How unfair that one man should carry all those hopes on his shoulders...

17 Jan 2009

These are two of my first attempts at sketching outside my home.

The first one is a door set into a plain wall in a street in Kings Lynn in Norfolk. There were lots of interesting doors in the street so I took several photos. This door was such a striking shade of blue that it really stoood out and the barley twist pillars were beautiful (although difficult for me to reproduce).

The second one is the upper floors of an Elizabethan house in my home town. The perspective is all wrong and it was maybe not the best thing to tackle for a beginner like me, but you gotta start somewhere...

9 Jan 2009

I took the tarot test...

I am The Moon

Hope, expectation, Bright promises.

The Moon is a card of magic and mystery - when prominent you know that nothing is as it seems, particularly when it concerns relationships. All logic is thrown out the window.

The Moon is all about visions and illusions, madness, genius and poetry.
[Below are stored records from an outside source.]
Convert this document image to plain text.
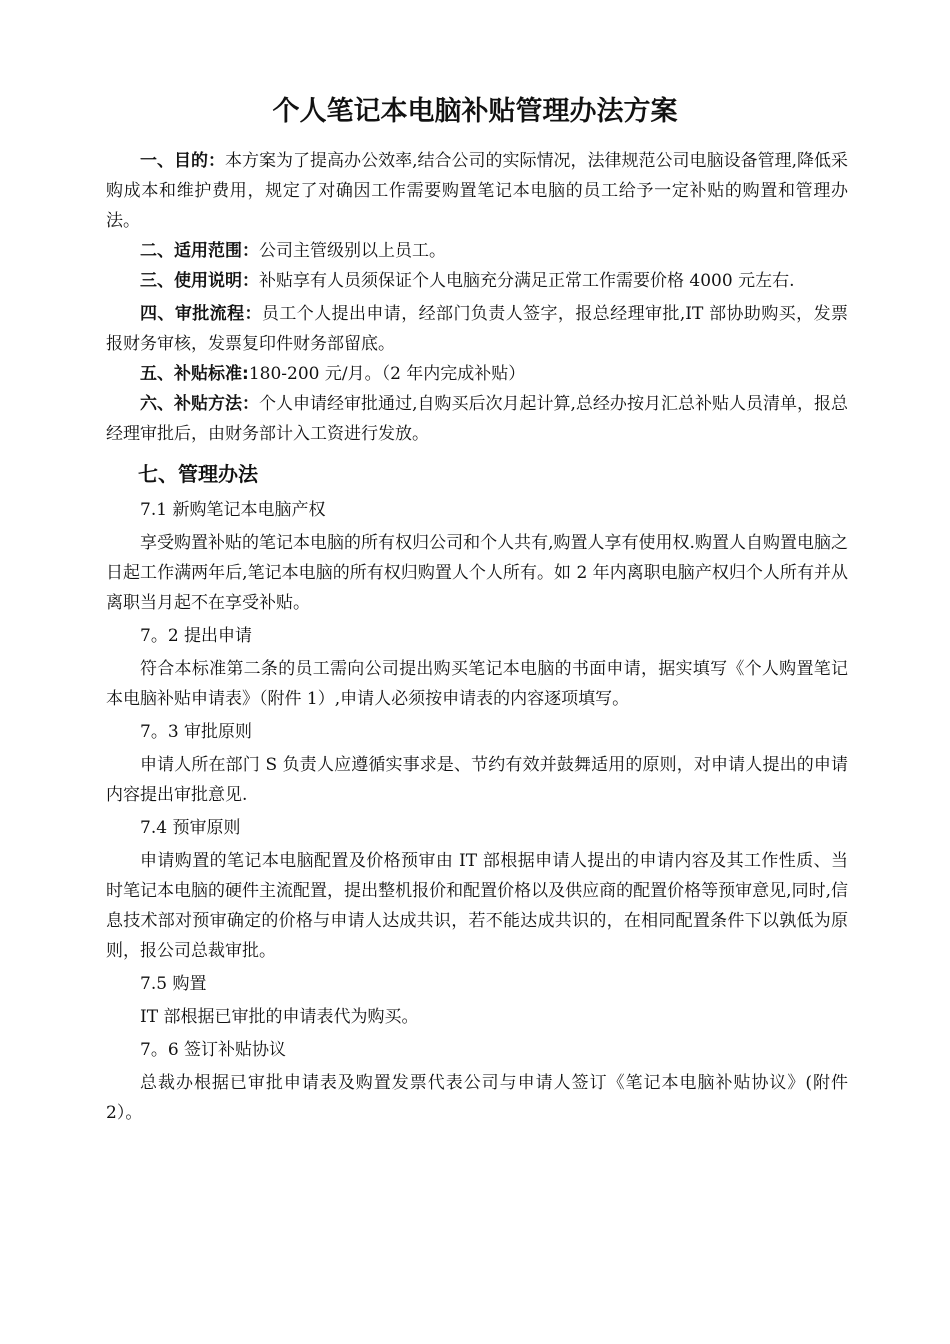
个人笔记本电脑补贴管理办法方案

一、目的：本方案为了提高办公效率,结合公司的实际情况，法律规范公司电脑设备管理,降低采购成本和维护费用，规定了对确因工作需要购置笔记本电脑的员工给予一定补贴的购置和管理办法。

二、适用范围：公司主管级别以上员工。

三、使用说明：补贴享有人员须保证个人电脑充分满足正常工作需要价格 4000 元左右.

四、审批流程：员工个人提出申请，经部门负责人签字，报总经理审批,IT 部协助购买，发票报财务审核，发票复印件财务部留底。

五、补贴标准:180-200 元/月。（2 年内完成补贴）

六、补贴方法：个人申请经审批通过,自购买后次月起计算,总经办按月汇总补贴人员清单，报总经理审批后，由财务部计入工资进行发放。

七、管理办法

7.1 新购笔记本电脑产权

享受购置补贴的笔记本电脑的所有权归公司和个人共有,购置人享有使用权.购置人自购置电脑之日起工作满两年后,笔记本电脑的所有权归购置人个人所有。如 2 年内离职电脑产权归个人所有并从离职当月起不在享受补贴。

7。2 提出申请

符合本标准第二条的员工需向公司提出购买笔记本电脑的书面申请，据实填写《个人购置笔记本电脑补贴申请表》（附件 1）,申请人必须按申请表的内容逐项填写。

7。3 审批原则

申请人所在部门 S 负责人应遵循实事求是、节约有效并鼓舞适用的原则，对申请人提出的申请内容提出审批意见.

7.4 预审原则

申请购置的笔记本电脑配置及价格预审由 IT 部根据申请人提出的申请内容及其工作性质、当时笔记本电脑的硬件主流配置，提出整机报价和配置价格以及供应商的配置价格等预审意见,同时,信息技术部对预审确定的价格与申请人达成共识，若不能达成共识的，在相同配置条件下以孰低为原则，报公司总裁审批。

7.5 购置

IT 部根据已审批的申请表代为购买。

7。6 签订补贴协议

总裁办根据已审批申请表及购置发票代表公司与申请人签订《笔记本电脑补贴协议》(附件 2）。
This is a card that has to do with sleep, and so with both dreams and nightmares. It is a scary card in that it warns that there might be hidden enemies, tricks and falsehoods. But it should also be remembered that this is a card of great creativity, of powerful magic, primal feelings and intuition. You may be going through a time of emotional and mental trial; if you have any past mental problems, you must be vigilant in taking your medication but avoid drugs or alcohol, as abuse of either will cause them irreparable damage. This time however, can also result in great creativity, psychic powers, visions and insight. You can and should trust your intuition.

What Tarot Card are You?

Take the Test to Find Out.

8 Jan 2009

Play


Just don't ask. This was play, pure and simple and dedicated to Creative Every Day's January challenge to "Play". So I did! And just like when I was a child, play inevitably ends in a mess.

No, I have no idea what it is either :-)

5 Jan 2009

My Word for 2009

After reading Christine Kane's blog on a Resolution Revolution I decided that it was silly to, yet again, make the same old resolutions that are forgotten within days. So I thought long and hard about choosing a single word to keep by me for 2009 and finally decided on "Connect".

This is to remind me to connect with:

  • My friends and colleagues - making sure I both listen to, and hear, what they say
  • My spiritual core - making sure to regularly stop, be quiet, breathe and try to connect with my inner self
  • My environment - studying it, watching how I interact with it, taking care of it
  • My world - resolving to try and shop locally whenever possible, recycle everything I can and reduce my carbon footprint

But above all, it's to remind me that everything I do impacts on all of the above - we all interconnect with each other and our environments.

Holly

Last sketch for 2008. Thought it should be more colourful so sketched on top of a watercolour wash with Rotring Rapidograph .25 and painted with liquid acrylics. Decided not to write over the top of this one except for the date.